I went to the Greenport Planning Board meeting on Tuesday night, as did others--Patrick Doyle, Ellen Thurston, and Christopher Reed--with an interest in the O&G/Holcim plan to use the old railroad bed from the quarry to the waterfront as a truck route. There's a report about the meeting by Mike McCagg on ccSCOOP, but there are a few things not included there that should be mentioned here.
I think it's fair to say that the Greenport Planning Board doesn't seem entirely pleased with the proposal before them, and Planning Board member Michael Bucholsky is most vocal in his concerns. He's worried about heavy truck traffic crossing the major thoroughfares into Hudson from the south. He's worried about protecting the Town of Greenport's aquifer. He's worried about the proximity of the proposed industrial road to the new high-tech fish farm, Local Ocean. It had been speculated that at Tuesday's meeting the Planning Board would determine that the O&G/Holcim application was complete and schedule a public hearing. But they didn't. Instead they asked them to come back next month with current traffic counts for Route 9 and Route 9G, a better explanation of the proposed road itself, and some indication of the impact heavy truck traffic might have on the aquifer.
Some interesting information surfaced during the course of the meeting. For one thing, O&G/Holcim seems to have upped the number of the trucks that will use the route. I seem to remember the number being 70 loads a day. On Tuesday night, O&G's Patrick Prendergast spoke of 80 loads a day--14 trips per hour made by seven drivers in seven trucks. He said it takes two days of this level of activity to load a barge, implying that the route would only be used when there was a barge at the deep-water dock. He also indicated that hauling aggregate did not occur in winter, which struck me as somewhat disingenuous since only a few days earlier, while walking my dog in the early morning, I had witnessed from the PARC Park on Warren Street two huge dump trucks, such as those used for hauling gravel, heading west on Columbia Street, one right behind the other. And not just the number of trucks but the size seems also to have increased. After making reference to tractor-trailers and being called on it, Prendergast admitted that a "mix" of vehicles would be used--both dump trucks and tractor-trailers.

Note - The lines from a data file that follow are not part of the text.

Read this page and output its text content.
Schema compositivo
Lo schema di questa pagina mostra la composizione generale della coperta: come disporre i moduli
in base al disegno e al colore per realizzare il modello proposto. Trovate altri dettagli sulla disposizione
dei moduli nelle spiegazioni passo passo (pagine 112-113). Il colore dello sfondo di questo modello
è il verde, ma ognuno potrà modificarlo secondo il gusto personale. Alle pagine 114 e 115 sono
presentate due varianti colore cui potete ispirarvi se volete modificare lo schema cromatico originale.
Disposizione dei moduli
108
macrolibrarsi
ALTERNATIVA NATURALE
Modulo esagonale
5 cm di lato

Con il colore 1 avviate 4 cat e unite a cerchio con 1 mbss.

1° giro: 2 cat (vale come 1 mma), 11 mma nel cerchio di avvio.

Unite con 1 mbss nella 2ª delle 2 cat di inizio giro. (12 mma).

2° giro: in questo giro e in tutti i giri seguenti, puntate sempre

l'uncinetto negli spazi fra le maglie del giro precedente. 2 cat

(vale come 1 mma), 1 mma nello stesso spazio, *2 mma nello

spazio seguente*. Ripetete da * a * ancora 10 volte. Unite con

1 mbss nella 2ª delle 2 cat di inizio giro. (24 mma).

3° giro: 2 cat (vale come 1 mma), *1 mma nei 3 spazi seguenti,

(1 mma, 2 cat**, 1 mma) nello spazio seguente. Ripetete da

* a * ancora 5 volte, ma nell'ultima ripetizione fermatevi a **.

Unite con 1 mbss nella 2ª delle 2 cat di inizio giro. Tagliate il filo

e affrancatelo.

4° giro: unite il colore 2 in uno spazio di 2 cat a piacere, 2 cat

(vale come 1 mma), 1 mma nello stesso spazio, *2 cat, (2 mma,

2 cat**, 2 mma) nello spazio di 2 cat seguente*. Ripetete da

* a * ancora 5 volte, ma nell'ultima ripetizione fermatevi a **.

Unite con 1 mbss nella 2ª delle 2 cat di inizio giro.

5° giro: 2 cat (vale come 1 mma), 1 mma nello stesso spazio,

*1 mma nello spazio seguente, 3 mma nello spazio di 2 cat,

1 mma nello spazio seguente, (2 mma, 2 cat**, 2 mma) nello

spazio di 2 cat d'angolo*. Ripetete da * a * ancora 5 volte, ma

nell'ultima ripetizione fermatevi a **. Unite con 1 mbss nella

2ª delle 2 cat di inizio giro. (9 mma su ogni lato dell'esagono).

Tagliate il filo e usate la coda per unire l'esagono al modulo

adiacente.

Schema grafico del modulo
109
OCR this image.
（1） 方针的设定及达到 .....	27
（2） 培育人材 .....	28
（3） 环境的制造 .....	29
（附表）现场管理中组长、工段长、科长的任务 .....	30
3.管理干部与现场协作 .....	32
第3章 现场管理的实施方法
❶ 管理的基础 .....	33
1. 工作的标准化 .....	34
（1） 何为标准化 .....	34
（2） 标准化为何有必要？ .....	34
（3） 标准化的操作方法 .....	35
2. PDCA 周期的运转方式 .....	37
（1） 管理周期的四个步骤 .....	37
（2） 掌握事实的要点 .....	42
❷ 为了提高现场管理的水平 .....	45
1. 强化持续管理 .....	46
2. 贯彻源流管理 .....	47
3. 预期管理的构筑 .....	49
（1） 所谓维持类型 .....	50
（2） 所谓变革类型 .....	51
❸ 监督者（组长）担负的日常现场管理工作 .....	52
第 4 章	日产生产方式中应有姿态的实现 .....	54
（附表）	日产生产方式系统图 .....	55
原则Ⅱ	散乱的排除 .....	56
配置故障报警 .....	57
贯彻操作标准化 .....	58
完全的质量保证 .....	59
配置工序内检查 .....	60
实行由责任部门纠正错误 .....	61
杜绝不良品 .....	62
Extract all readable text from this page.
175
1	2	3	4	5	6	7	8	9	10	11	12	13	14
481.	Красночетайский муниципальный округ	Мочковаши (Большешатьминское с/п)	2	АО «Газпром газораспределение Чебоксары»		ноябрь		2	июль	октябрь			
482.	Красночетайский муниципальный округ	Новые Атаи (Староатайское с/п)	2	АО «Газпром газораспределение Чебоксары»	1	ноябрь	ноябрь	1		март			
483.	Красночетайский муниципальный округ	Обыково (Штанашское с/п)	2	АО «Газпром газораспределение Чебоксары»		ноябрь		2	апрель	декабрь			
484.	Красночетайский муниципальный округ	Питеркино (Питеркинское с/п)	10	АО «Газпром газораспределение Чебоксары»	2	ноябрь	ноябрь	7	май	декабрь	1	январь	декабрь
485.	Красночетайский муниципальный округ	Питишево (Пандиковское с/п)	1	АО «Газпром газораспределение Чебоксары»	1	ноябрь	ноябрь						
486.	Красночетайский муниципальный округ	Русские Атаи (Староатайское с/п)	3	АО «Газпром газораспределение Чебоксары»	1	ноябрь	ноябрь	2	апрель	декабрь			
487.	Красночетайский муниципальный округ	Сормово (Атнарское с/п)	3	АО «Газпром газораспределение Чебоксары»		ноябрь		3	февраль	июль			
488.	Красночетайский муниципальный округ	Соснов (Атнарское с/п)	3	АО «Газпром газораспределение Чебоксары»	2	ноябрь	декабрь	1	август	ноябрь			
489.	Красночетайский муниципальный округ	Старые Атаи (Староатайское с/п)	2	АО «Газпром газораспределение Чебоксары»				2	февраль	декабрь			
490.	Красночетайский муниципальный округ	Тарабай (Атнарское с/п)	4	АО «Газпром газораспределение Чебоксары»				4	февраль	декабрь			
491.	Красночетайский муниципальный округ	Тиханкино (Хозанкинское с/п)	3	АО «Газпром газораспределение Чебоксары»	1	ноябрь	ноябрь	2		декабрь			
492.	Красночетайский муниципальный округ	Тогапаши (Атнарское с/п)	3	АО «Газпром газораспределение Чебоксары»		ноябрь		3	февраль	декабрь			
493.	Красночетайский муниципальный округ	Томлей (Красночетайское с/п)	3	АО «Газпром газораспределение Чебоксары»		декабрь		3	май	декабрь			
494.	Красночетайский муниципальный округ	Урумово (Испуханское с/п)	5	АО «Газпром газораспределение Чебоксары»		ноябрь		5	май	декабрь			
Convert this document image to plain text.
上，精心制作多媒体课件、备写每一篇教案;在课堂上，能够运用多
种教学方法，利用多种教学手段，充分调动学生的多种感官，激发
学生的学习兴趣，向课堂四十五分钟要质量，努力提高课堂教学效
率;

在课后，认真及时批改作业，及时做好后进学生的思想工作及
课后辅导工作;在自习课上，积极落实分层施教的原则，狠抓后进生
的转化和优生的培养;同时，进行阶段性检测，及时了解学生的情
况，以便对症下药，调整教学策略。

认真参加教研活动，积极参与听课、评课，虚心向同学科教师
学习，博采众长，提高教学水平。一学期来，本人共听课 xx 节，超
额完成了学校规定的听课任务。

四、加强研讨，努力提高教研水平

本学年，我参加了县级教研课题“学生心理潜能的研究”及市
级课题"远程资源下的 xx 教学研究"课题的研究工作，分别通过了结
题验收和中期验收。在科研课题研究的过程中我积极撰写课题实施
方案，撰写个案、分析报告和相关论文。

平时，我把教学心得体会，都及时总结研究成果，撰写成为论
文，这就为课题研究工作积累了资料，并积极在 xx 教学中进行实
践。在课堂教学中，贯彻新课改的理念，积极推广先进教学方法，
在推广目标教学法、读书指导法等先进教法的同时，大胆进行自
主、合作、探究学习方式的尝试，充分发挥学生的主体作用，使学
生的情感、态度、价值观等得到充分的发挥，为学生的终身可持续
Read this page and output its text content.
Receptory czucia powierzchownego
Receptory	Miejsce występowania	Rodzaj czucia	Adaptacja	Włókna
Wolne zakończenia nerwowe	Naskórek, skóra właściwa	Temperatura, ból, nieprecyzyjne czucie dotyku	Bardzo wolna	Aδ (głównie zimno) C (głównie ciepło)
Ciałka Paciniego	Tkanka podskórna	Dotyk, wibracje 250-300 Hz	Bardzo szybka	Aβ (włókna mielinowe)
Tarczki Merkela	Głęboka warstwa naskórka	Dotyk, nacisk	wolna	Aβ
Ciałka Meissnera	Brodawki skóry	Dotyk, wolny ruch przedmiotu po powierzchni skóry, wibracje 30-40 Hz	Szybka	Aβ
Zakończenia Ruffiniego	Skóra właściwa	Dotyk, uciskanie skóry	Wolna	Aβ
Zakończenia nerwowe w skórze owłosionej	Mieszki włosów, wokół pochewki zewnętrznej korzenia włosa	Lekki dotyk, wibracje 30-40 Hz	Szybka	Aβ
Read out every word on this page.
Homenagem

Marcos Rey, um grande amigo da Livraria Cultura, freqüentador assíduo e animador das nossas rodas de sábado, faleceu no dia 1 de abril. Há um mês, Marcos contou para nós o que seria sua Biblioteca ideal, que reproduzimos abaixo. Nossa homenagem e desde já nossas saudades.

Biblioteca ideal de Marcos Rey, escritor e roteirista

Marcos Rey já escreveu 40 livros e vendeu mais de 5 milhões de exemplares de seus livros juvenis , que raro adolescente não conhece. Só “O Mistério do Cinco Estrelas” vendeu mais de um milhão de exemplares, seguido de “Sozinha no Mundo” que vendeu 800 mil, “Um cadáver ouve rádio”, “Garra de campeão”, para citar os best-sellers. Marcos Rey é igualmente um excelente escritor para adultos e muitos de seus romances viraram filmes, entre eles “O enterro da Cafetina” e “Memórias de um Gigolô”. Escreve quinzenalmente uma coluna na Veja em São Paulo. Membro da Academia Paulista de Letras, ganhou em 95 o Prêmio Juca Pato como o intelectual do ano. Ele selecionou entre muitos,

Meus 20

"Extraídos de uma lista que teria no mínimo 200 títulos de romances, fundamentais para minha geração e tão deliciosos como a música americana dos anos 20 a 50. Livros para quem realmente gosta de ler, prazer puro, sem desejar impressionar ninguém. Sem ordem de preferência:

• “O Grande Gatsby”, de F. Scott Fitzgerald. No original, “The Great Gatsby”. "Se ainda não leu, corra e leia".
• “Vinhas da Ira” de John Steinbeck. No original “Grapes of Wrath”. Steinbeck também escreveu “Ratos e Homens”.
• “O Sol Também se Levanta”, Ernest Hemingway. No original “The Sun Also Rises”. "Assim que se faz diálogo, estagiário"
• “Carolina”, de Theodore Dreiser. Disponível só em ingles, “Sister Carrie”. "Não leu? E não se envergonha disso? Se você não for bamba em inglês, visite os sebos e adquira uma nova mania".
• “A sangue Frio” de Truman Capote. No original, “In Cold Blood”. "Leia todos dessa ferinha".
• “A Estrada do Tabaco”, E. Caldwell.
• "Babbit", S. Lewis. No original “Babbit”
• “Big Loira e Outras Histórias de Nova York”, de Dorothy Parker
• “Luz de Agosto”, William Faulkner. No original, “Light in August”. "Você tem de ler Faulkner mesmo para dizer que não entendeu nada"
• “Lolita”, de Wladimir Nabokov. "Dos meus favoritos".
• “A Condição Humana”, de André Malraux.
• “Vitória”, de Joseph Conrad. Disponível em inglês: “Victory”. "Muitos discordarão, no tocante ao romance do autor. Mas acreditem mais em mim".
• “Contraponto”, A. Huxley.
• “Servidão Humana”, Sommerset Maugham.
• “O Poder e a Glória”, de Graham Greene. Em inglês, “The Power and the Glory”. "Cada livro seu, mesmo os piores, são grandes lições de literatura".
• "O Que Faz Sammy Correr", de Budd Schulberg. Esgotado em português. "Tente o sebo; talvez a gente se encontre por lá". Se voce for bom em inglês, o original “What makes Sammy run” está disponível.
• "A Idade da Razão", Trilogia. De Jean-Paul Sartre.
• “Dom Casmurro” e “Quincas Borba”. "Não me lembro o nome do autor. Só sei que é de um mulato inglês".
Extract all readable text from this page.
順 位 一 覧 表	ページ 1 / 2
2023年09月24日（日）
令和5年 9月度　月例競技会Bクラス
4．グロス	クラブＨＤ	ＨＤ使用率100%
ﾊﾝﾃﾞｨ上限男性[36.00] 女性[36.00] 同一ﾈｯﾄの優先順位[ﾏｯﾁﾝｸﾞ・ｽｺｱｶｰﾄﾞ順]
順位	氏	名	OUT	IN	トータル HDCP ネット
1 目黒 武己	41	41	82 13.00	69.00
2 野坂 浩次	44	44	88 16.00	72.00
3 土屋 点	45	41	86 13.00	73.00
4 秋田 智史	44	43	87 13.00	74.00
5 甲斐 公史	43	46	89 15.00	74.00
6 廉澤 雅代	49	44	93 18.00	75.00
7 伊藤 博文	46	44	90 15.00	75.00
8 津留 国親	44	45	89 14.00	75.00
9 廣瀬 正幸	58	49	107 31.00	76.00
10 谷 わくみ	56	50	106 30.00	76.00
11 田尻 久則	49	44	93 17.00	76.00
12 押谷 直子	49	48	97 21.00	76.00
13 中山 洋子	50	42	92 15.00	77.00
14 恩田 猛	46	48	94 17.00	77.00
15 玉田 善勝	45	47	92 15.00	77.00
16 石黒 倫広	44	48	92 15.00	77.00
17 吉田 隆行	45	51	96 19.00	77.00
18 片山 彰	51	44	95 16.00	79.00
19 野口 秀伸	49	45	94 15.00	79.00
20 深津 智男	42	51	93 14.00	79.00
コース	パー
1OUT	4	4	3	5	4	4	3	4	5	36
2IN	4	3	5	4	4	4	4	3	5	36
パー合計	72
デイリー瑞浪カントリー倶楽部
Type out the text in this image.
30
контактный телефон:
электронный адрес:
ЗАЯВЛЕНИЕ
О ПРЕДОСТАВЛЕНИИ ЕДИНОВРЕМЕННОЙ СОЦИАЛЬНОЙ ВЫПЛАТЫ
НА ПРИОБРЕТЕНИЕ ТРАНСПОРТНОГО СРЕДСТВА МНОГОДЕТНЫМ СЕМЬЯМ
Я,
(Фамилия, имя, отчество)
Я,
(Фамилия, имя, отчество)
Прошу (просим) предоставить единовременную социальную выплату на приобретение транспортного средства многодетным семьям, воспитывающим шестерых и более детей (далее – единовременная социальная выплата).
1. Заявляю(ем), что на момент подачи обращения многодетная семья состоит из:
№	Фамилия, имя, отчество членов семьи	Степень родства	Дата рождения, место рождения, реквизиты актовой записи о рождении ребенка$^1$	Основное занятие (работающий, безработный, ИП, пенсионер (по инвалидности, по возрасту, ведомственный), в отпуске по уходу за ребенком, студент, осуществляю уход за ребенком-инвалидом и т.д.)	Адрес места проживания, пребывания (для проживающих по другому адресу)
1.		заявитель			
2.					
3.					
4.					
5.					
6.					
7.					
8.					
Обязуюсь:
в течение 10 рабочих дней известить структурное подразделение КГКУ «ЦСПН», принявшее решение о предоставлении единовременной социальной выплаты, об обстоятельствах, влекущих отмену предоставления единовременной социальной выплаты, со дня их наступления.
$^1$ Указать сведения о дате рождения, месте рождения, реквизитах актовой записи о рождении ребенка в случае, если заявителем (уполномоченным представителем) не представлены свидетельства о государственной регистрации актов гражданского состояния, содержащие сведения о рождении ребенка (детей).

We also learned a little more about the road itself. From 9G east, it will be two lanes, each lane 12 feet wide, with shoulders. (The picture accompanying this post shows the "road" heading east from 9G as it is today.) Going west from 9G, through the South Bay along the "causeway," it will be one lane "with turnouts." One wonders what etiquette will govern which truck--loaded or empty --has the right of way.
There was also some interesting mention of Hudson at the meeting. Don Alger, chair of the Planning Board, said that he had met with the mayor and "his staff." (Who, beyond Cappy Pierro, constitutes the mayor's staff?) Algers acknowledged that there were "citizens who don't want this," but Prendergast countered by saying that BFJ "considers it one of the better routes." The board concluded that they are interested in "opening up communications with the City of Hudson."
On the subject of moving aggregate from the quarry to the river, a friend pointed out recently that all the arguments and counterarguments of today are the same as they were back in 1874 when the people of Hudson had to put up with wagons hauling stone through the city from Becraft Mountain to the river. The problem, he concluded, was that the limestone deposit is in the wrong place. So it would seem. On the other side of the river, cement companies have given up on major limestone deposits because the New York State Thruway was built on top of them. I guess the existence and well-being of our little city falls short of representing the same level of hindrance.